Pixabay: Peter H
Human consumption is not just about food. It’s about clean water, clean air, energy sources, minerals, rock, sand, lithium, rubber, wood, all the ingredients that provide us with our homes, furniture, cars, clothing, tech devices, electricity, heating and cooling our homes, means of running our cars, sports equipment, entertainment, and other creature comforts. The increase in population and need for homes mean more natural land is being paved over for homes and agriculture.
To take one example, we are buying more clothing and discarding it sooner. The clothing industry accounts for 20% of our water pollution and remains only behind the fossil fuel industry in that regard. Every year the world consumes over 80 billion clothing items. In 2013 over 15 million tons of textile waste was produced according to the EPA. When clothing ends up in landfills. chemicals, such as dye, leach into the ground. When unsold clothes are burned, CO2 escapes—as much as 1.2 billion tons per a World Resources Institute report.
Amazon trees are being felled to make way for agriculture, reducing oxygen produced by them, and an environment for wild life. We buy knick-knacks, souvenirs, toys galore, decor for every holiday, political swag, gadgets for special uses or plain silliness—remember that awful fish on a board to hang on your wall that wagged its tail and talked or sang. When the last parent passes on, their belongings don’t. They are hauled to the dump by the truckloads.(Advice to the elderly is to clean out the attic so your loved ones are spared such trips.)
Plastic has been my bugaboo as it takes eons to degrade and is killing ocean life including the plankton that produce more oxygen than the Amazon forest. Containers for goods are next to unavoidable. We once used glass, but glass requires sand, of which there is not an infinite amount, and too much removal from some sites have had a negative impact. Cardboard originates from trees. Face it, we’re consuming at a faster rate than Mama Nature can provide.

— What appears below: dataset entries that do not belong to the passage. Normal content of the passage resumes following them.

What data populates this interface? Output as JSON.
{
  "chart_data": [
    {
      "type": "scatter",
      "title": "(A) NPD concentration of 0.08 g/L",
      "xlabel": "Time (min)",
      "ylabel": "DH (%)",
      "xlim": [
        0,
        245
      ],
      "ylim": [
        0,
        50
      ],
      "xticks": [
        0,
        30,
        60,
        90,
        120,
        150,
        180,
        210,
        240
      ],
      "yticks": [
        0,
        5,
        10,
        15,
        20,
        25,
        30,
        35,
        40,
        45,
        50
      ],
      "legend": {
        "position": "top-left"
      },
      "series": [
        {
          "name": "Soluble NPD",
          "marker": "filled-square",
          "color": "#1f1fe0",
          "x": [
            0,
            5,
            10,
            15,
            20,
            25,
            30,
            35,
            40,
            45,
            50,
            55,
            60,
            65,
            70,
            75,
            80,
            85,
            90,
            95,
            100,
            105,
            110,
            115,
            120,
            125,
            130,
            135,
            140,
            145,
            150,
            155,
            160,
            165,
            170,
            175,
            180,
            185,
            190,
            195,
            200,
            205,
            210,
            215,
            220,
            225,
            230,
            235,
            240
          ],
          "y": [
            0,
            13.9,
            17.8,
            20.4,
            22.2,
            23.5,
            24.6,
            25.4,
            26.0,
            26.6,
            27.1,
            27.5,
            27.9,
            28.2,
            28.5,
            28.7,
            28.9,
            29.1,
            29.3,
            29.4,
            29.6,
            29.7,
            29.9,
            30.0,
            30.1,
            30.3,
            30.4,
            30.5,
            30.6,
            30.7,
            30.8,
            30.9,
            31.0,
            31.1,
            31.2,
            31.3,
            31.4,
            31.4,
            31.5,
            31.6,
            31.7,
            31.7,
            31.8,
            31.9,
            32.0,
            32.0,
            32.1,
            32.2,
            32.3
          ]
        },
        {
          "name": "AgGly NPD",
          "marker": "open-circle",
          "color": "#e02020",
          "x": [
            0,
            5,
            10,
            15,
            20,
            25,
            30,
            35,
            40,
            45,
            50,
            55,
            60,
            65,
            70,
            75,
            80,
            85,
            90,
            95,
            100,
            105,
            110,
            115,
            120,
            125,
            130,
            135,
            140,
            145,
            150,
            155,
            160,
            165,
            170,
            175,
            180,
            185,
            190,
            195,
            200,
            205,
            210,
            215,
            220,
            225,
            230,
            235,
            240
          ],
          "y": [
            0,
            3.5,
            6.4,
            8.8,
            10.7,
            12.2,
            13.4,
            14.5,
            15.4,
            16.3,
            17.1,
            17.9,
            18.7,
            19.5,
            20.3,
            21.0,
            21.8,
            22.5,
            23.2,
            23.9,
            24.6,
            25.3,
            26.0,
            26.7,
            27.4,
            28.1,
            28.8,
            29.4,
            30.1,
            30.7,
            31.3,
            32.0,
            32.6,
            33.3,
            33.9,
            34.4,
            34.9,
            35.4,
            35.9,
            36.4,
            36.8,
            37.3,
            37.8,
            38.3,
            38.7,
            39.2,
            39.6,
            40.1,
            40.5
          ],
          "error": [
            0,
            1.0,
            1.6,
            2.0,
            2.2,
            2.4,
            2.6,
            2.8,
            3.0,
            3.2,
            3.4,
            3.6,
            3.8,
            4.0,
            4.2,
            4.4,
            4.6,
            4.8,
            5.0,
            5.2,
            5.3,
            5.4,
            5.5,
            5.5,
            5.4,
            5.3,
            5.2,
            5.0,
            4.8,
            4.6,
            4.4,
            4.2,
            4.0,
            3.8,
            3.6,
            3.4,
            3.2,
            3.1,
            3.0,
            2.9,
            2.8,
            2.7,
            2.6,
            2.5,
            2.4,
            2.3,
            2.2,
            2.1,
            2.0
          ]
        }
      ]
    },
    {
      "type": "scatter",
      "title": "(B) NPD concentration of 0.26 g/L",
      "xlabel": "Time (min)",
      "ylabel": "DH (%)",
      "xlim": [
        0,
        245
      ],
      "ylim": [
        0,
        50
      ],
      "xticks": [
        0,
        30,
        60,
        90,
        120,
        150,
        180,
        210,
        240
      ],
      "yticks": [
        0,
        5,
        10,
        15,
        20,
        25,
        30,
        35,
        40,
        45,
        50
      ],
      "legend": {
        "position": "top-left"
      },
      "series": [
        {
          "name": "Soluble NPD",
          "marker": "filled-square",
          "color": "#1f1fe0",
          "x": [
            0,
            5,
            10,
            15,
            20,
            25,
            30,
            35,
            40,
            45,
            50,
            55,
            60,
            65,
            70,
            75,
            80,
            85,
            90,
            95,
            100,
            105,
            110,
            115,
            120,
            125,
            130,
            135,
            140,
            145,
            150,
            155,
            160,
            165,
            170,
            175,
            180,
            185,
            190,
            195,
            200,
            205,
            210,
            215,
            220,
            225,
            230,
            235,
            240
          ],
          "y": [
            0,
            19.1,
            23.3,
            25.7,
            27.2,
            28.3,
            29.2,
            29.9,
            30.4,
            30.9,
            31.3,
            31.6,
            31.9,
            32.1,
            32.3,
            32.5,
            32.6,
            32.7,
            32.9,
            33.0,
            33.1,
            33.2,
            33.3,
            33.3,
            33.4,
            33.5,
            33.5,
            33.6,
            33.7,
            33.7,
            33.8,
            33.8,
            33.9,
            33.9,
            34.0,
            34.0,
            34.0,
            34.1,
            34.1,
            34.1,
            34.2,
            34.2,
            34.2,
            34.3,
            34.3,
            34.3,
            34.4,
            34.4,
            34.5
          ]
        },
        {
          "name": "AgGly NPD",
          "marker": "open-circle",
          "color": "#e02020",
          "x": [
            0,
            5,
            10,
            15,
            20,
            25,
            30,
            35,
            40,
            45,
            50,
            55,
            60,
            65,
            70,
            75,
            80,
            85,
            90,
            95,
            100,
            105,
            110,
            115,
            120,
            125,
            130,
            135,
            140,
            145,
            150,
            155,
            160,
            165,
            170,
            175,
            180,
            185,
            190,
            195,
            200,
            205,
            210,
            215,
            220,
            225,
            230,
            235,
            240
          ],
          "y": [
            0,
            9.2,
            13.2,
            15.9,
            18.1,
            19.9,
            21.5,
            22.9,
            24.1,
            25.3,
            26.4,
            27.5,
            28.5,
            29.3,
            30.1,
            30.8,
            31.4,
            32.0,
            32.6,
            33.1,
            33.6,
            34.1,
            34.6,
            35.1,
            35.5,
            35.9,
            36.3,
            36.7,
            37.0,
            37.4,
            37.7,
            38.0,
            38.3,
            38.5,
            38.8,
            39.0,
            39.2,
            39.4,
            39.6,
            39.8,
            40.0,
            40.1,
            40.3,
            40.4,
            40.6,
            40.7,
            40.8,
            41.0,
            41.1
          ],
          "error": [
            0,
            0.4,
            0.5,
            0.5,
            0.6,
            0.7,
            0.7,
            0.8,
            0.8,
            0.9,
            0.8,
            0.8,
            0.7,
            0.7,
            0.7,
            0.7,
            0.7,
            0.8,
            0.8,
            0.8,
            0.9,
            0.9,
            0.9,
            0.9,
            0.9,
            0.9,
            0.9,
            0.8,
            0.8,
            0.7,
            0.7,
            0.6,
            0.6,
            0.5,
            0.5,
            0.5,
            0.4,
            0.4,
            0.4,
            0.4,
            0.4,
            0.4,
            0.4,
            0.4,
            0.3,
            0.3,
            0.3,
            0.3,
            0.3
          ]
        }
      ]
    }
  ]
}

I’m as guilty as the next person, seeking the perfect lemon squeezer, the foam pillow designed to prop my ipad in bed, plastic storage boxes to park stuff in my attic. Now, I’m determined to turn over a new leaf. I’m saving plastic containers and bags for reuse rather than buying those convenient seal plastic bags. I reuse unsoiled tinfoil. My hubby thinks I’m nuts but gets in trouble when he balls it up, thinking it’s fun. I’m encouraged by efforts to manufacture a biodegradable plastic or plastic-like material to use in containers, millennials who are eschewing abundant wardrobes. Like most of us I’ve spent most of my life accumulating. Now it’s time to stop and begin shedding. Unfortunately, most of the young don’t want our family heirlooms of china, crystal, and silver.
As a footnote, I highly recommend David Attenborough’s A Life on Our Planet on Netflix. In fact, it should be required in our schools and for adlults to be allowed to vote. I plan to devote my next blog to its message. The documentary not only is a stark commentary on human’s impact on the planet, it includes ways we can avoid disaster.